A difficult task awaited Nathan, but he courted it in hope of future advantage. He was terribly concerned for his brother and now designed to visit him. As yet Humphrey had seen nobody.
Vivian had called at Hawk House the day after Mark's death, but Mrs. Hacker had told him that her master was out. On inquiries as to his state, she had merely replied that he was not ill. He had directed that his son's body should remain at the church, and he had not visited Shaugh again or seen the dead since the night that Mark perished.
Now Nathan, secretly hoping that some better understanding between him and Humphrey might arise from this shattering grief, and himself suffering more than any man knew from the shock of it, hastened to visit his bereaved brother and acquaint him with the circumstances of the inquest.

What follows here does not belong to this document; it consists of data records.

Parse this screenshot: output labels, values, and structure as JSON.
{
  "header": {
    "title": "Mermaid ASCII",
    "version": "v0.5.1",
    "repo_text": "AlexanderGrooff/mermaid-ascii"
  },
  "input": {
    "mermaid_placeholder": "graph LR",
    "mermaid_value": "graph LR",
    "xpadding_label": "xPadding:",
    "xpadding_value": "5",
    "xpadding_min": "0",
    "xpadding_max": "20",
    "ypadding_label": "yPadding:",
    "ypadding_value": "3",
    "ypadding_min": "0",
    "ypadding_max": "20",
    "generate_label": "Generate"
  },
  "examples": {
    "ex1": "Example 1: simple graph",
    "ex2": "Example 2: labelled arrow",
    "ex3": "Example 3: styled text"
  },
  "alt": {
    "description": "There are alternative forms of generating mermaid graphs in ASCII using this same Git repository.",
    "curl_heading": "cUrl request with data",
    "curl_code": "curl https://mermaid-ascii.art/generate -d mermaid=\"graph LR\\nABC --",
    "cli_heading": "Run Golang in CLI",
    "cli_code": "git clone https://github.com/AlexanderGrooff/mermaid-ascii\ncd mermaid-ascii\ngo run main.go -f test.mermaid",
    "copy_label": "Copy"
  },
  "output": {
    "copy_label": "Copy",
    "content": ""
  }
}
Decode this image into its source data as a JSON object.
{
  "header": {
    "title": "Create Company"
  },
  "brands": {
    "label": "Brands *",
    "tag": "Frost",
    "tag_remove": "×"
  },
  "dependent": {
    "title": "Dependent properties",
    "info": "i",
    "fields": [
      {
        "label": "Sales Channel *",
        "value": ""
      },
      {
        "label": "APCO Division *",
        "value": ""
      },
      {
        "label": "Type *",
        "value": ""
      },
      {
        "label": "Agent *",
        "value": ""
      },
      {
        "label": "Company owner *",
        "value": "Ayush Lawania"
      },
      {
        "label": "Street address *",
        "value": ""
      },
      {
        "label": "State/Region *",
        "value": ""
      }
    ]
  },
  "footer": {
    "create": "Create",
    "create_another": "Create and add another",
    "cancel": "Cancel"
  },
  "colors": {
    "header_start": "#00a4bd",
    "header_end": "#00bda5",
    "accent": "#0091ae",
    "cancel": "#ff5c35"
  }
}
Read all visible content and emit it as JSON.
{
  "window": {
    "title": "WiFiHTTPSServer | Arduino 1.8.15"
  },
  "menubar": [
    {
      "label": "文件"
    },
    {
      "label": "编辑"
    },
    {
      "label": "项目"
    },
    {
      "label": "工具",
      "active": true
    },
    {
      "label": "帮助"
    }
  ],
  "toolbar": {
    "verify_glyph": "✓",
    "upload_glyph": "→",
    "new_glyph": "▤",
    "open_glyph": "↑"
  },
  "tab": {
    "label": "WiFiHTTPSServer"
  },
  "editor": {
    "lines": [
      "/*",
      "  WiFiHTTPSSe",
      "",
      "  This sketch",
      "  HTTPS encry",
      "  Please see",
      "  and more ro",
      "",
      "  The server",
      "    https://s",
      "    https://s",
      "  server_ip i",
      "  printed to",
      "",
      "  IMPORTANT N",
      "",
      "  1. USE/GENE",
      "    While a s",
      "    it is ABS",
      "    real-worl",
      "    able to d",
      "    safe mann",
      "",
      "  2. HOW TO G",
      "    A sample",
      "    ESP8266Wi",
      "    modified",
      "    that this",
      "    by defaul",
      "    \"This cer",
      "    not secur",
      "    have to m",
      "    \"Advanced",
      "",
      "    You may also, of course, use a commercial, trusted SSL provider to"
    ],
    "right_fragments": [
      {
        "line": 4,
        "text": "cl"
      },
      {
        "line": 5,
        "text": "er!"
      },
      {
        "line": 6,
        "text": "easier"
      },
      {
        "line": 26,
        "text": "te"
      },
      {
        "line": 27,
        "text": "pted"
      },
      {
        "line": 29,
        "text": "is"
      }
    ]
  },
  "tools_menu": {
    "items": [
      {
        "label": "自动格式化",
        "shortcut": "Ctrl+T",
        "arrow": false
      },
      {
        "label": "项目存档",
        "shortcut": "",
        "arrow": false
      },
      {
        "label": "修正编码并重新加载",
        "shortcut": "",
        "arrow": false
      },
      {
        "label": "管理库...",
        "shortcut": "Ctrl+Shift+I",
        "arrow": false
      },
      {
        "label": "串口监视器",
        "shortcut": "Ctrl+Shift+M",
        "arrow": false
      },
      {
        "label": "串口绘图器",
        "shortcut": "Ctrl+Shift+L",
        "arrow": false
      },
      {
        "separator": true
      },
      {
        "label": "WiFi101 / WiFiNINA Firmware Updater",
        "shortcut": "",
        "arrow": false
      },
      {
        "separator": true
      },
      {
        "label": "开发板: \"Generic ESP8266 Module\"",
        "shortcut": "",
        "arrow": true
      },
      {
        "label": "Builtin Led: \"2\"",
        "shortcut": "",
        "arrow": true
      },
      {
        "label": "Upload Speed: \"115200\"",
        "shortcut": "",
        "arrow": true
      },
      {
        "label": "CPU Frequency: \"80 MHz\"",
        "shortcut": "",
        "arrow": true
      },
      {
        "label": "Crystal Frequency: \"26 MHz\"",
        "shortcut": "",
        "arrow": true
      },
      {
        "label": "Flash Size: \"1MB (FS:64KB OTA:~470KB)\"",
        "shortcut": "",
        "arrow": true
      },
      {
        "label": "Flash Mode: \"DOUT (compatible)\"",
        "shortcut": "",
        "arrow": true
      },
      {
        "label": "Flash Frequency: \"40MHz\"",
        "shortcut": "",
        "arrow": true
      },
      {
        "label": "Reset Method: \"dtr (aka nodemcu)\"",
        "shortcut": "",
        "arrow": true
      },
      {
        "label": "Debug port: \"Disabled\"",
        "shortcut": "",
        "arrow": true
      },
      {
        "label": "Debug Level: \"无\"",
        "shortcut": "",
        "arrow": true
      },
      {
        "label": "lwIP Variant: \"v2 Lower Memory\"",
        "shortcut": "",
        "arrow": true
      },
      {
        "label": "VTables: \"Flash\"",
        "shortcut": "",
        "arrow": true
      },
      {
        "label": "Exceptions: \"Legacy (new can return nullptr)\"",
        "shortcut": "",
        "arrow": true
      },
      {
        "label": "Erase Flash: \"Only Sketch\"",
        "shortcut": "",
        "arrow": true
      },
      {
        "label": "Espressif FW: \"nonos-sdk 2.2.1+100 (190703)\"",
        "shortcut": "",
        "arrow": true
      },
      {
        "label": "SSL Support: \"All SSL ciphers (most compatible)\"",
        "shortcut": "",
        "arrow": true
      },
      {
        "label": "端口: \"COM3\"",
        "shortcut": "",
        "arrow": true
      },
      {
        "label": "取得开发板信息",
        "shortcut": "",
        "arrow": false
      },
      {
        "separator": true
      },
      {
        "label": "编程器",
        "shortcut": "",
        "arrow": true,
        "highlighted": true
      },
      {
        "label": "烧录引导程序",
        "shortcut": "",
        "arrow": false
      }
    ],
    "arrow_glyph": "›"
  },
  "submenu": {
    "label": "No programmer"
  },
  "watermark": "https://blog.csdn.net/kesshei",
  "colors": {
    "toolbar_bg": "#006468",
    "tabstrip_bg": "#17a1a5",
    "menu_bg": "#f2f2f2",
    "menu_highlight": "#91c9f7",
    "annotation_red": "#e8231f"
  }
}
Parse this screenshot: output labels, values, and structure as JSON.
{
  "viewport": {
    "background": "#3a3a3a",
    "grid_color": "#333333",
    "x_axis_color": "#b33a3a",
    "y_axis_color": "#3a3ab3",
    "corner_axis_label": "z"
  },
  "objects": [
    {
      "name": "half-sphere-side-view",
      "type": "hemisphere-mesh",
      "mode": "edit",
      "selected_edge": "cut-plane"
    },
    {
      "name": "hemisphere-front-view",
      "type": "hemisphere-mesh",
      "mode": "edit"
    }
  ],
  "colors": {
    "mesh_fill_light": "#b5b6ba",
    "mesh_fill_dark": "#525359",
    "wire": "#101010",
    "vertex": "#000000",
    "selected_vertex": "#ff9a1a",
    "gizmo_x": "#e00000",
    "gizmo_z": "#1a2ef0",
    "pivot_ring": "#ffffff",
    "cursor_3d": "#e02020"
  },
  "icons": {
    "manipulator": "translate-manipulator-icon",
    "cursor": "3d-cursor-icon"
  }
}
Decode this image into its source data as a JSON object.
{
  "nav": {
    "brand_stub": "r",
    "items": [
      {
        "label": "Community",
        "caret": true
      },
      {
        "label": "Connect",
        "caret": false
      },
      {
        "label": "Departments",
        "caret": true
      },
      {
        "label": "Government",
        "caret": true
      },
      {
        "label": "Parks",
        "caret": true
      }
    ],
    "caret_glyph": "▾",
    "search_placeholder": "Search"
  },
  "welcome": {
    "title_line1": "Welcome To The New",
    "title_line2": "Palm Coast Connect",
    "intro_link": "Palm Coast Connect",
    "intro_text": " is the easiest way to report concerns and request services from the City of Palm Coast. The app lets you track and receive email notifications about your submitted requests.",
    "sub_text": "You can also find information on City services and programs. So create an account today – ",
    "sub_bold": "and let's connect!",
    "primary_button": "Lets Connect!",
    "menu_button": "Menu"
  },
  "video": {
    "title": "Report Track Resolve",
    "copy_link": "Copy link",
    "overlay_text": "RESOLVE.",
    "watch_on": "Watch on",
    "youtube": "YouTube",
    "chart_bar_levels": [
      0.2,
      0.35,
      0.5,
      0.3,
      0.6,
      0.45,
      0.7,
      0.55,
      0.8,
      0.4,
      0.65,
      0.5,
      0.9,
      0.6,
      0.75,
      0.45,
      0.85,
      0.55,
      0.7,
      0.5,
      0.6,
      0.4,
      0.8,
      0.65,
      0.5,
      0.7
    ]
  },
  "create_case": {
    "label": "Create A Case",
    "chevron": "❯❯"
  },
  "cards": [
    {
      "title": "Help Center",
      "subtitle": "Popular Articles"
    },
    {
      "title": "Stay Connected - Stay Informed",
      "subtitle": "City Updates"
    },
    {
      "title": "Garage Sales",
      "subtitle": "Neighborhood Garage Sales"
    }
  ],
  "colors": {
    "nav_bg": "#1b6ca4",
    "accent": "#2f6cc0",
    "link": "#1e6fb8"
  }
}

Humphrey Baskerville was from home and Nathan, knowing his familiar haunt, proceeded to it. But first he asked Mrs. Hacker how her master fared.
The woman's eyes were stained with tears and her nerves unstrung.
"He bears it as only he can bear," she said. "You'd think he was a stone if you didn't know. Grinds on with his life—the Lord knows at what cost to himself. He lighted his pipe this morning. It went out again, I grant you; still it shows the nature of him, that he could light it. Not a word will he say about our dear blessed boy—done to death—that's what I call it—by that picture-faced bitch to Undershaugh."
"You mustn't talk like that, Susan. 'Twas not the girl's fault, but her cruel misfortune. Be honest, there's a good creature. She's suffered more than any but her mother knows. No, no, no—not Cora. The terrible truth is that Humphrey's self is responsible for all. If he'd met Mrs. Lintern's daughter in a kinder spirit, she'd never have feared to come into the family and never have thrown over poor Mark. But he terrified her to death nearly, and she felt a marriage with such a man's son could never come to good."
Mrs. Hacker was not following the argument. Her mind had suffered a deep excitation and shock, and she wandered from the present to the past.